I respected Kearney's approach of not judging whether Richardson achieved a success or not and instead observing the struggle that Richardson experienced in the process and his own effort to fuse the separate voices in the epistolary form. His comparisons between Richardson and Henry Fielding was also interesting: “Like Fielding, Richardson is also aware of the value of style as dramatic function. Unlike Fielding, however, who utilized his stylistic excursions to point various comic incongruities, Richardson was mainly concerned with the literary style as an expression of moral being” (35). The essay helped me to take a look at Pamela again and see the struggle that Richardson must have experienced while establishing the narrative structure and Pamela's voice. 

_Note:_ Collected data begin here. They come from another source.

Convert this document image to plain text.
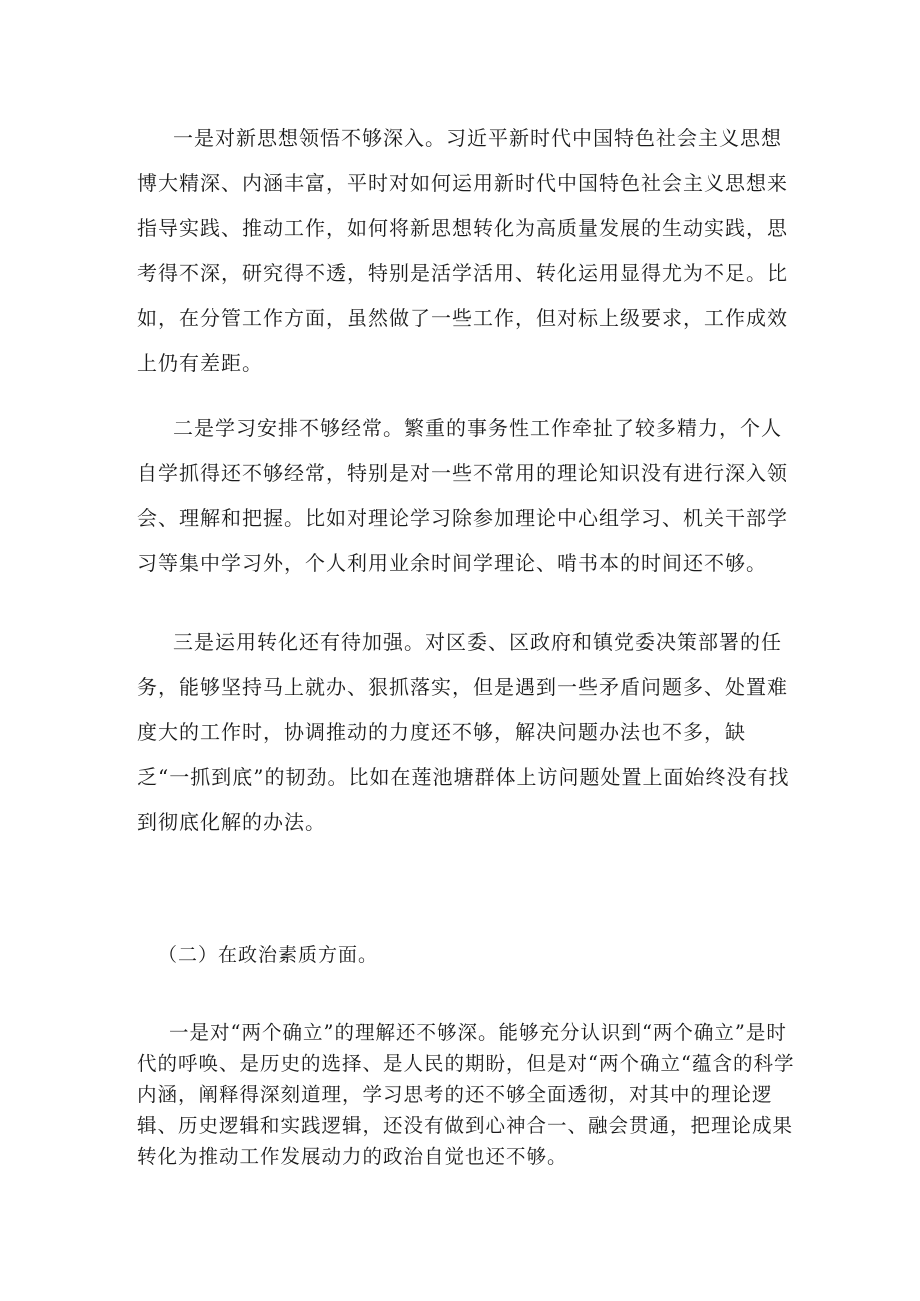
一是对新思想领悟不够深入。习近平新时代中国特色社会主义思想博大精深、内涵丰富，平时对如何运用新时代中国特色社会主义思想来指导实践、推动工作，如何将新思想转化为高质量发展的生动实践，思考得不深，研究得不透，特别是活学活用、转化运用显得尤为不足。比如，在分管工作方面，虽然做了一些工作，但对标上级要求，工作成效上仍有差距。

二是学习安排不够经常。繁重的事务性工作牵扯了较多精力，个人自学抓得还不够经常，特别是对一些不常用的理论知识没有进行深入领会、理解和把握。比如对理论学习除参加理论中心组学习、机关干部学习等集中学习外，个人利用业余时间学理论、啃书本的时间还不够。

三是运用转化还有待加强。对区委、区政府和镇党委决策部署的任务，能够坚持马上就办、狠抓落实，但是遇到一些矛盾问题多、处置难度大的工作时，协调推动的力度还不够，解决问题办法也不多，缺乏“一抓到底”的韧劲。比如在莲池塘群体上访问题处置上面始终没有找到彻底化解的办法。

（二）在政治素质方面。

一是对“两个确立”的理解还不够深。能够充分认识到“两个确立”是时代的呼唤、是历史的选择、是人民的期盼，但是对“两个确立“蕴含的科学内涵，阐释得深刻道理，学习思考的还不够全面透彻，对其中的理论逻辑、历史逻辑和实践逻辑，还没有做到心神合一、融会贯通，把理论成果转化为推动工作发展动力的政治自觉也还不够。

What do you think of the epistolary form? Do you think it is possible to successfully fuse the internal and external narrative viewpoint? How successful do you think Richardson was in his attempt?
For those of you who have read Tom Jones by Henry Fielding, do you think Richardson did a better job at engaging with the issues surrounding epistolary form in the narrative structure? 


Works Cited
Kearney, A. M. “Richardson’s Pamela: the Aesthetic Case.” Samuel Richardson: A Collection of Critical Essays. Ed. John Carroll. New Jersey: Prentice-Hall, INC. 1969. 28 – 38. Print.

1 comment:

  1. The epistolary form is something that I would have preferred in a short story, not in a lengthy novel such as this for precisely the critiques that Kearney refers. “In the process of shifting to an objective voice, along with Pamela’s own voice, Richardson’s own authorial voice is expressed through Pamela.” There were many instances in which I remembered thinking to myself, “A real woman (versus a woman constructed by what an 18C man would have desired from a woman) would not have reacted that way,” or “How could she possibly remember so much detail in her letters?” I think one of the hardest aspects of the epistolary form, is something which Megan had brought up during our first discussion of Pamela: We are seeing the events that occur in Pamela’s eyes not through Pamela, but in the way that Pamela wants her parents to see the events occurring. Perhaps this reading into the epistolary form is indicative of our critical analysis of works. Perhaps in the 18C, the letters were read at face value. Still, I would like to think that there is a specific reason as to why Richardson chose the epistolary form, a form that is very difficult to write. Why did he not choose a first person narrator and include letters from her parents as Pamela would read them? After all, especially in the second book, very few letters if any at all come from her parents. We primarily read Pamela’s letters. Why not just write from Pamela’s point of view or if Richardson wanted to include his moralizing views, why not use an omniscient narrator? I’m still trying to figure out the function of the epistolary form and the effect it has on this novel. What do you guys think? Do you think Richardson chose this form for a particular reason? Is it to show her love for and dedication to her parents (which I still think could have been conveyed in a first person narrative), or was Richardson just trying to play around with a different style??